J Pediatr. Author manuscript; available in PMC Aug 1, 2010.
Published in final edited form as:
PMCID: PMC2742317
NIHMSID: NIHMS102459
The Health and Cost Impact of Care Delay and the Experimental Impact of Insurance on Delays: Evidence from a Developing Country
Aleli D. Kraft, PhD, Stella A. Quimbo, PhD, Orville Solon, PhD, Riti Shimkhada, PhD, Jhiedon Florentino, and John W. Peabody, MD, PhD
Aleli D. Kraft, University of the Philippines School of Economics;
Corresponding Author: John W. Peabody, Institute for Global Health, 50 Beale St. Suite 1200, San Francisco CA 94105 Tel: 415-269-5421 Fax: 415-597-8299 email: peabody/at/psg.ucsf.edu
Edited by RW and WFB
Objective
To examine whether delays in seeking care are associated with worse health outcomes or increased treatment costs in children, and then assess if insurance coverage reduces these delays.
Study design
We use data on 4070 children under 5 years from the Quality Improvement Demonstration Study (QIDS), a randomized controlled experiment assessing the effects of increasing insurance coverage. We examined if delay in care, defined as greater than two days between the onset of symptoms and admission to the study district hospitals, is associated with wasting or having positive C-Reactive Protein (CRP) levels upon discharge, and with total charge for hospital admission, and, evaluated whether increased benefit coverage and enrollment, reduced the likelihood of delay.
Results
Delay is associated with 4.2 and 11.2 percentage point increase in the likelihood of wasting (p=0.08) and having positive CRP levels (p=0.03), respectively, at discharge. On average hospitalization costs were 1.9% higher with delay (p=0.04). Insurance intervention results in 5 additional children in 100 to not delay going to the hospital (p =0.02).
Conclusions
In this population, delayed care is associated with worse health outcomes and higher costs. Access to insurance reduced delays, thus, insurance interventions may have positive effects on health outcomes.

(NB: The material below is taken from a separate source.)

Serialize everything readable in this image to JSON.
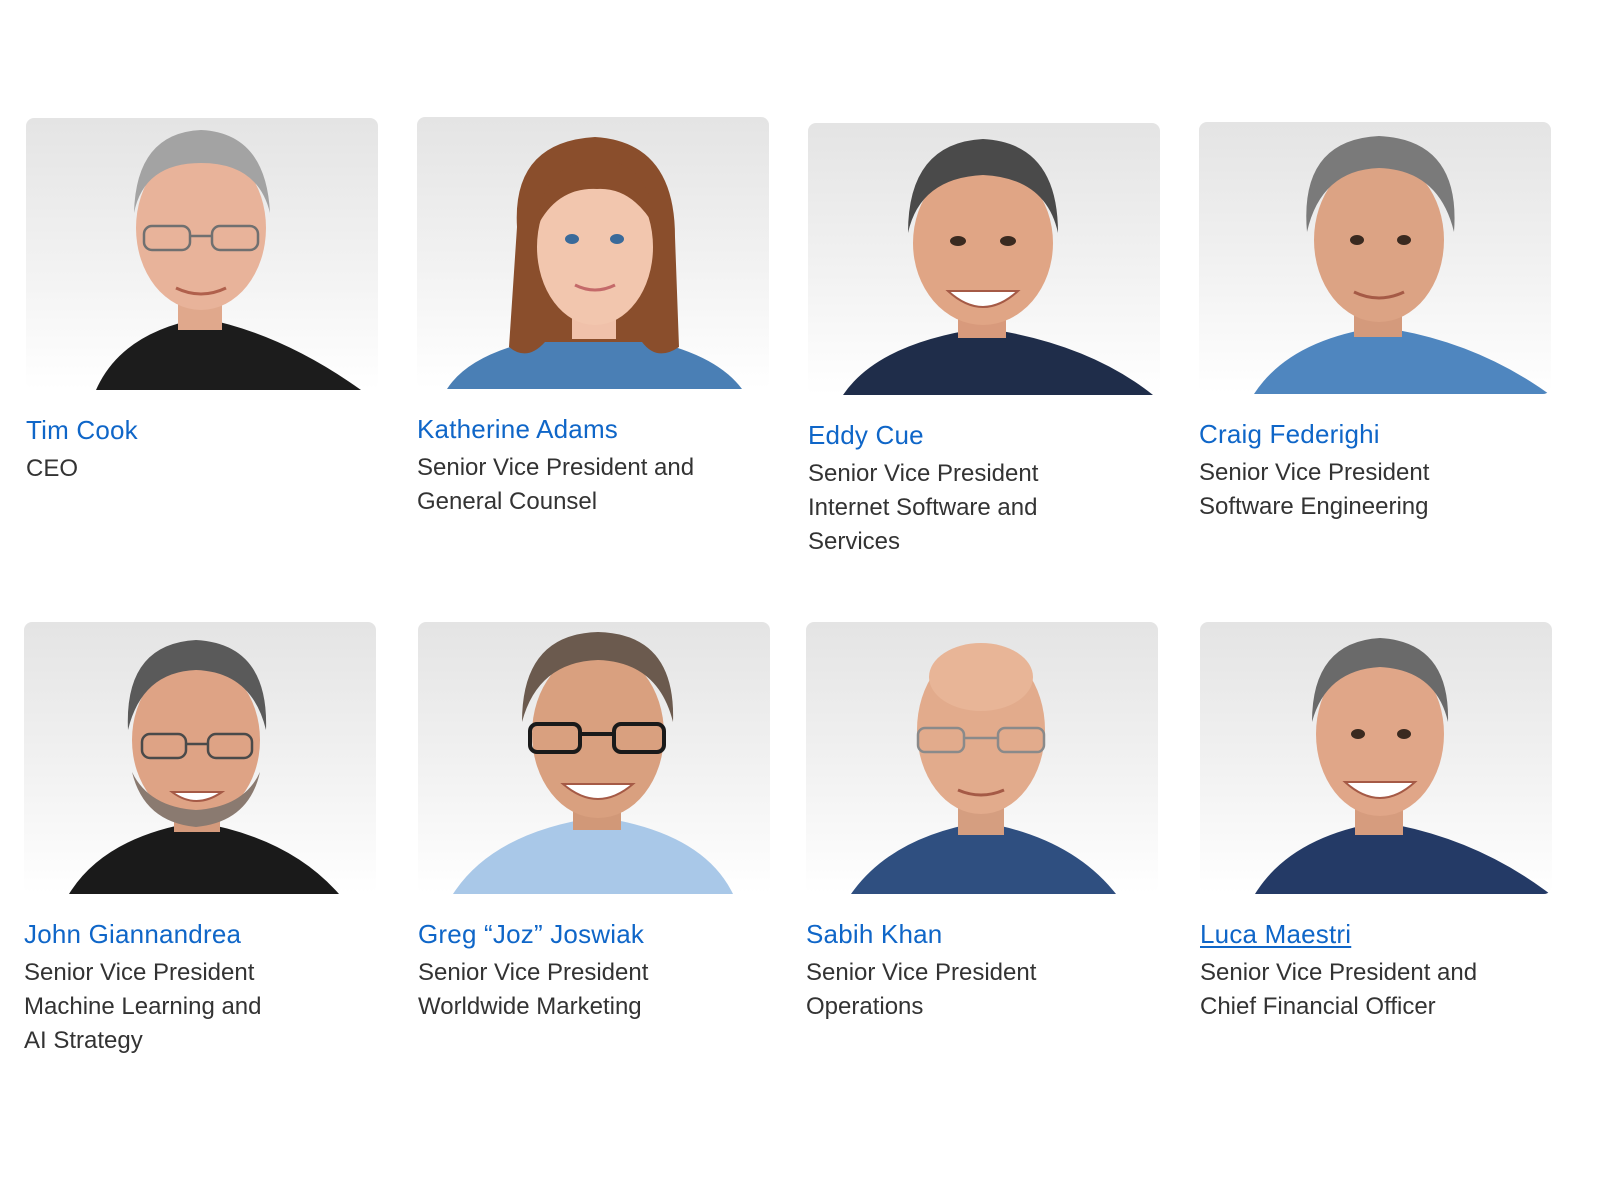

Keywords: Insurance, child health, health policy, delay in care, health care utilization, health care costs, child health outcomes
Many studies conducted in developed countries have found that the uninsured have poorer access to health care services.1-3 Children, in particular, are vulnerable.4-6 If poor access is due to a delay in seeking care and starting treatment, children may not be able to recover or even survive.7 Thus, insurance expansions targeted at children have been advocated and implemented where coverage of children is limited, for example in the United States8. Initial evaluations in wealthier countries show that insurance programs have been able to improve access by reducing delays in health seeking for newly insured children.9-13 Initial evaluations show that these insurance expansions lead to better subjective health outcomes12, 14 and lowered costs.6 Reductions in delays can improve outcomes as children are brought to health facilities at less severe illness stages. These can partially mitigate the effects of other non-financial barriers to care, such as lack of education.

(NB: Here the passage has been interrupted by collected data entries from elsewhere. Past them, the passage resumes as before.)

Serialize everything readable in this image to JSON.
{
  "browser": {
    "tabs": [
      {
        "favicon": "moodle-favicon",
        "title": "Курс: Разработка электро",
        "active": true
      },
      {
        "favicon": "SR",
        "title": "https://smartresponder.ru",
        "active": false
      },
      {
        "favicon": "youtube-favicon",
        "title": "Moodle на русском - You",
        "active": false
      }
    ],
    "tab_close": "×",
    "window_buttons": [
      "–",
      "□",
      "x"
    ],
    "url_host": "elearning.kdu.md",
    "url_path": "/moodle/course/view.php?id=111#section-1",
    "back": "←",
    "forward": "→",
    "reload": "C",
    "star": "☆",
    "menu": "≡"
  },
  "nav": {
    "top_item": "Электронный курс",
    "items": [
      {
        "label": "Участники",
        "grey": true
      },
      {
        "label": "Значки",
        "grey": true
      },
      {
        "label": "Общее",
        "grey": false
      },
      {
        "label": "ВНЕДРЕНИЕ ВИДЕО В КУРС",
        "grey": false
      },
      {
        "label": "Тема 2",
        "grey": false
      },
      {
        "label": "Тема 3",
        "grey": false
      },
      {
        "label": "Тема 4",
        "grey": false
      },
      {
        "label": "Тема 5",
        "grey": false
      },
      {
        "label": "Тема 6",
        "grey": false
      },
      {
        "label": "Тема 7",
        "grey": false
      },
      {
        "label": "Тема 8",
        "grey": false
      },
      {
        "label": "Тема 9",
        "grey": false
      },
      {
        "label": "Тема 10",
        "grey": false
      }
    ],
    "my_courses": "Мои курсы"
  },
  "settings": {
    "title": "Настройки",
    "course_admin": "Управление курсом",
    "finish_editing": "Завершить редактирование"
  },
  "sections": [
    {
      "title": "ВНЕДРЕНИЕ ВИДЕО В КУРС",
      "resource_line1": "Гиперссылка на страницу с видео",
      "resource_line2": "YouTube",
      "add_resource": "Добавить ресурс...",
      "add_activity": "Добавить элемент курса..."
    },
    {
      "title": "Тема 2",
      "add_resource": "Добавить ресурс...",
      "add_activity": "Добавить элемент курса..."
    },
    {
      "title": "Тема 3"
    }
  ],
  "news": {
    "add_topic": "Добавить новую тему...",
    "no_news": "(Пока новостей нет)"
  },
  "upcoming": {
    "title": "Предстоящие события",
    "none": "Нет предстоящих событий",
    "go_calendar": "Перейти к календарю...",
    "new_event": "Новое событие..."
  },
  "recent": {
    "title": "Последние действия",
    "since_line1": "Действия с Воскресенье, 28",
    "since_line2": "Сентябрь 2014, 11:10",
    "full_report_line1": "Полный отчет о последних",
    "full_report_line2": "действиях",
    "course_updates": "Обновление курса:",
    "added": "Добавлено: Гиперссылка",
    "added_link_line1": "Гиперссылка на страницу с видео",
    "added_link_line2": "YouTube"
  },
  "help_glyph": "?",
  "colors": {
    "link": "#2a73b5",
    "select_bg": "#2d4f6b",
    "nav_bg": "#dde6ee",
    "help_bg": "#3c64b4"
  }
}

The finding that insurance reduces delays and improves health outcomes is especially important for low income countries where child health status is worse and relative out-of-pocket payments for care are high.15 The supposition is that delays in care contribute to worse health outcomes and higher costs. A related question is whether insurance coverage mitigates against these delays, and if children seek care earlier when out-of-pocket payments are reduced through insurance. If we can show the same results in a middle income country setting, then this suggests insurance can be a potent instrument with which to improve access and improve health outcomes.

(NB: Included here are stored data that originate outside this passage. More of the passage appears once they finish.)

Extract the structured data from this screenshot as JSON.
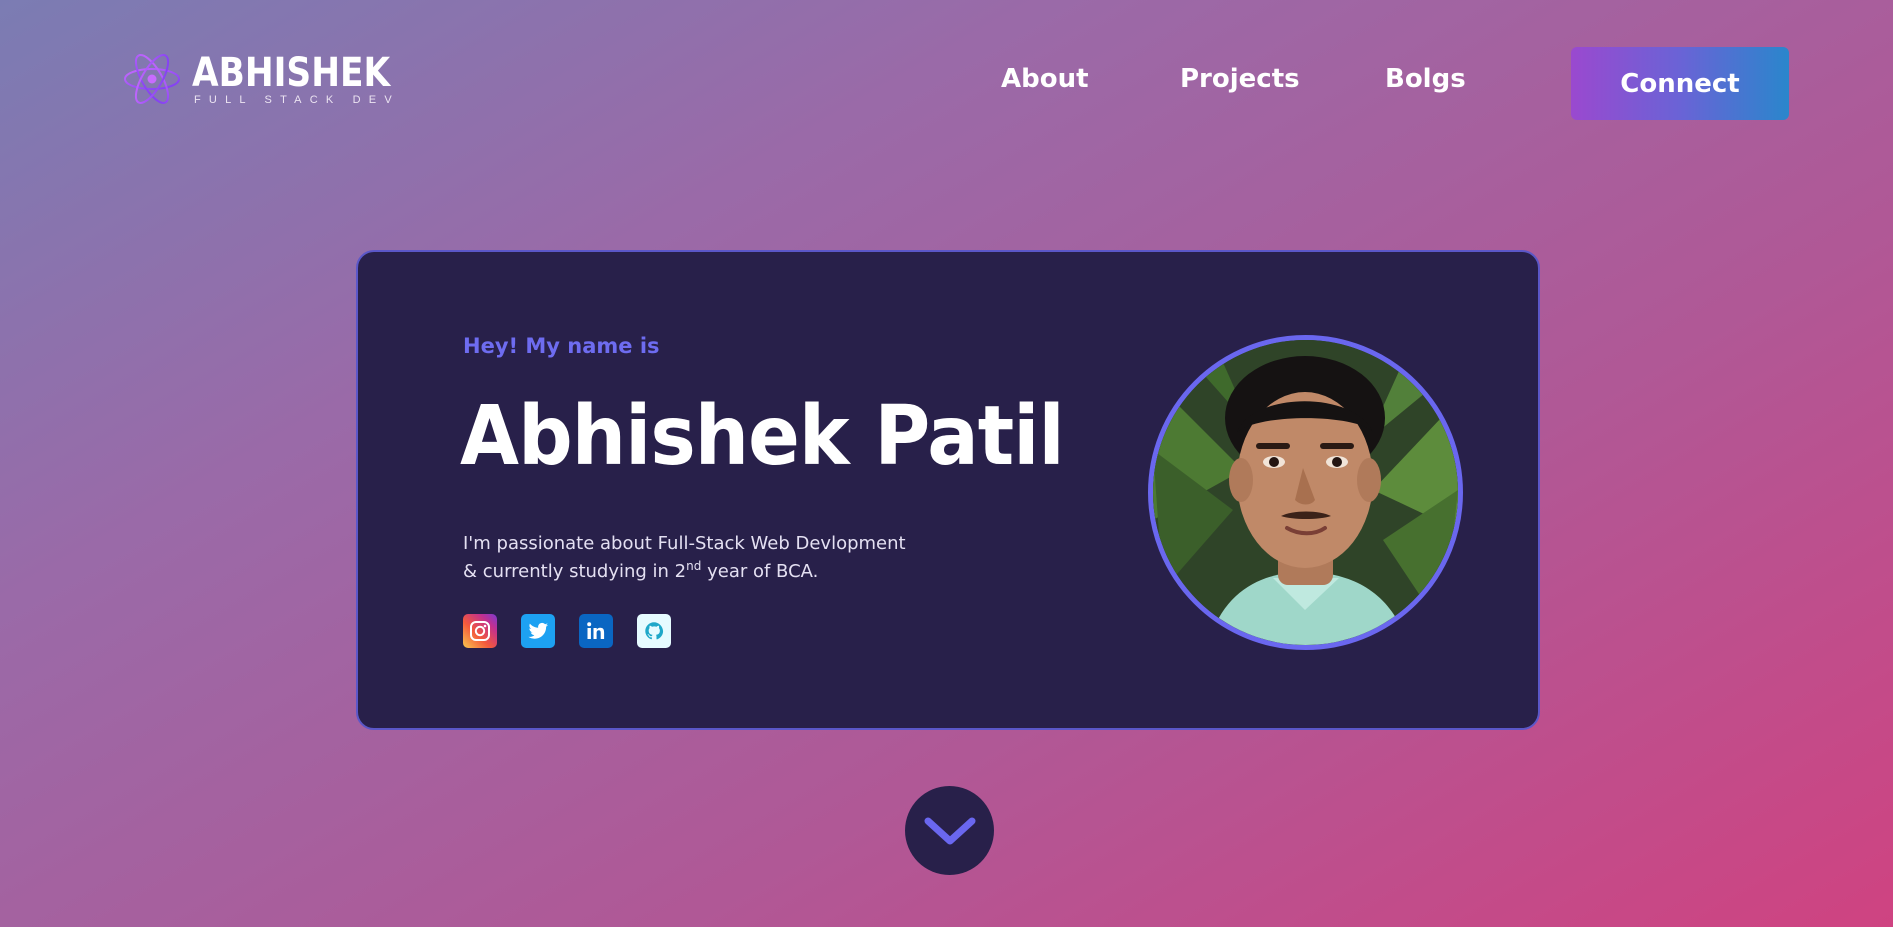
{
  "brand": {
    "name": "ABHISHEK",
    "tagline": "FULL STACK DEV",
    "logo_icon": "atom-icon"
  },
  "nav": {
    "links": [
      {
        "label": "About"
      },
      {
        "label": "Projects"
      },
      {
        "label": "Bolgs"
      }
    ],
    "cta_label": "Connect"
  },
  "hero": {
    "greeting": "Hey! My name is",
    "name": "Abhishek Patil",
    "bio_line1": "I'm passionate about Full-Stack Web Devlopment",
    "bio_line2_prefix": "& currently studying in 2",
    "bio_line2_sup": "nd",
    "bio_line2_suffix": " year of BCA.",
    "socials": [
      {
        "name": "instagram",
        "icon": "instagram-icon"
      },
      {
        "name": "twitter",
        "icon": "twitter-icon"
      },
      {
        "name": "linkedin",
        "icon": "linkedin-icon"
      },
      {
        "name": "github",
        "icon": "github-icon"
      }
    ],
    "avatar": "profile-photo"
  },
  "scroll": {
    "icon": "chevron-down-icon"
  },
  "colors": {
    "card_bg": "#28204a",
    "accent": "#6a67ef",
    "cta_gradient_start": "#9a49cf",
    "cta_gradient_end": "#2a86cc"
  }
}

The presence of a unique randomized experiment in the Philippines provided us with an opportunity to replicate these results in a developing country setting where the financial burden of care is high. Using the child patient exit data from the Quality Improvement Demonstration Study (QIDS), a large randomized controlled experiment assessing the effects of increasing insurance coverage, we perform three analyses in this paper: (1) examine whether children who delay have a worsening of their health status, (2) estimate the impact of delays in health seeking on costs of treatment, and (3) assess whether the QIDS Access Intervention reduces delays.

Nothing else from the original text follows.